Advocates pointed to policy options including the Kids Online Safety Act, which passed the Senate in 2024, and to international measures such as Australia’s 2024 ban on social media for under-16s, while appeals continue.
Analysis
Center-leaning sources frame the story as validating regulatory urgency, leading with U.S. jury verdicts and emphasizing children's harms. Language choices (e.g., 'kick kids under 16 off social media') and selection of restrictive national measures highlight policy momentum. Critics are noted but often secondary ('experts have questioned the efficacy'), shaping a forward-leaning pro-regulation narrative.
FAQ
The Los Angeles jury awarded $6 million in total damages: $3 million compensatory (Meta 70% or $2.1 million, Google 30% or $900,000) plus $3 million punitive ($2.1 million Meta, $900,000 Google).

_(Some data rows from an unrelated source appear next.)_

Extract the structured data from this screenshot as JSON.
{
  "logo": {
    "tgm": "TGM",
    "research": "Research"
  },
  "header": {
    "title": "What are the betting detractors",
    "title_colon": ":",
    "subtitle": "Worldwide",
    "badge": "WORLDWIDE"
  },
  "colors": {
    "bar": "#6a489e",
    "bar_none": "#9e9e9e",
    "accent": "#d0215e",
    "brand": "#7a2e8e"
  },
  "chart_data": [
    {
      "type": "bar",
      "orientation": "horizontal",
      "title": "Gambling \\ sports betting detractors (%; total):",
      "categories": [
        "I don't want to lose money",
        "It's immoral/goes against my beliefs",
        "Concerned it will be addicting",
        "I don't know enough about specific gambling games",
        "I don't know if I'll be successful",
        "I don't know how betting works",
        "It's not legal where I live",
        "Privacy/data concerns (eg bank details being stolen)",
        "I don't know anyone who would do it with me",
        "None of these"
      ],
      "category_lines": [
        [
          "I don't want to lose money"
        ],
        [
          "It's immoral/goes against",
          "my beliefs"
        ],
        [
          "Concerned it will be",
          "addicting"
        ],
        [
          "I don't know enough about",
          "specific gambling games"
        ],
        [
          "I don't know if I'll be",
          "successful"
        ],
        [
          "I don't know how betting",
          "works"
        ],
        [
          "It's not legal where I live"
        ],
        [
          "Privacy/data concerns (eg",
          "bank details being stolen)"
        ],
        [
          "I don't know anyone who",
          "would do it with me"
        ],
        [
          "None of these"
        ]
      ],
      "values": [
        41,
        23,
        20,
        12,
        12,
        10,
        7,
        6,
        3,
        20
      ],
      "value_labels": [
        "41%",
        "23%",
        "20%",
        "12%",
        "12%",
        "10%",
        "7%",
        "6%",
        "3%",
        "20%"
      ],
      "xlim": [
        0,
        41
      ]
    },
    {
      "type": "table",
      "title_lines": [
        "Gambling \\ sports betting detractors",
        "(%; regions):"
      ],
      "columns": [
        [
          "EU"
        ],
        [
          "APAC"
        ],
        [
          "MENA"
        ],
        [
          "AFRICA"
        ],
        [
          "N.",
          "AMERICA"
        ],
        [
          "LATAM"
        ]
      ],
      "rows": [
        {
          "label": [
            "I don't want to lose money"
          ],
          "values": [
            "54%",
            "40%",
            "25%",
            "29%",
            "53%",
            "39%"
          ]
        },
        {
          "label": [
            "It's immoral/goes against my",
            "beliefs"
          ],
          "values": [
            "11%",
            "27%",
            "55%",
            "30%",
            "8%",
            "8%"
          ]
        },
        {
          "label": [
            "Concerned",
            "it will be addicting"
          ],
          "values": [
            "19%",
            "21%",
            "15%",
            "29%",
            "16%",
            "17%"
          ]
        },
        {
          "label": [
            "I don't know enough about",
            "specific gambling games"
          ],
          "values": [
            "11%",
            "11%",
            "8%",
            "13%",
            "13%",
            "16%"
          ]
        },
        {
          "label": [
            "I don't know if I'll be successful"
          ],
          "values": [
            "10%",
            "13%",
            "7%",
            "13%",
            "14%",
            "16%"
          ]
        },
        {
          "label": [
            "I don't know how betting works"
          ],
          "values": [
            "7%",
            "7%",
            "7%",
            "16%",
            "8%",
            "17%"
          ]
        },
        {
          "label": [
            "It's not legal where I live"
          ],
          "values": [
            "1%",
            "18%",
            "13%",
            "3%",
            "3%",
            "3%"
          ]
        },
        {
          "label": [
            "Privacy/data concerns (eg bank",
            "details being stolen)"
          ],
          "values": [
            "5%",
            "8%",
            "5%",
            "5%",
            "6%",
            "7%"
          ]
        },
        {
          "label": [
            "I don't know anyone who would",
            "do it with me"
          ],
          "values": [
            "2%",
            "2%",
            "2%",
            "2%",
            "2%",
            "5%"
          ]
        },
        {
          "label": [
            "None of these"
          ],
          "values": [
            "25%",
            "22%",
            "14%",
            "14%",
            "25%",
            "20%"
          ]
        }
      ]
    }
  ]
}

A New Mexico jury found Meta violated state laws, harmed children’s safety and mental health, and ordered $375 million in civil liabilities for misleading users and enabling child sexual exploitation.
Both companies disagreed with the verdicts, denied wrongdoing, highlighted their safety tools and parental controls, and stated they would appeal.
Trials relied on internal company documents describing targeting of young users and addictive features, with jurors finding the platforms acted with malice, oppression, or fraud.
Advocates cited the Kids Online Safety Act (passed Senate 2024) and Australia’s 2024 ban on social media for under-16s; roughly 3,000 similar cases await trial in California.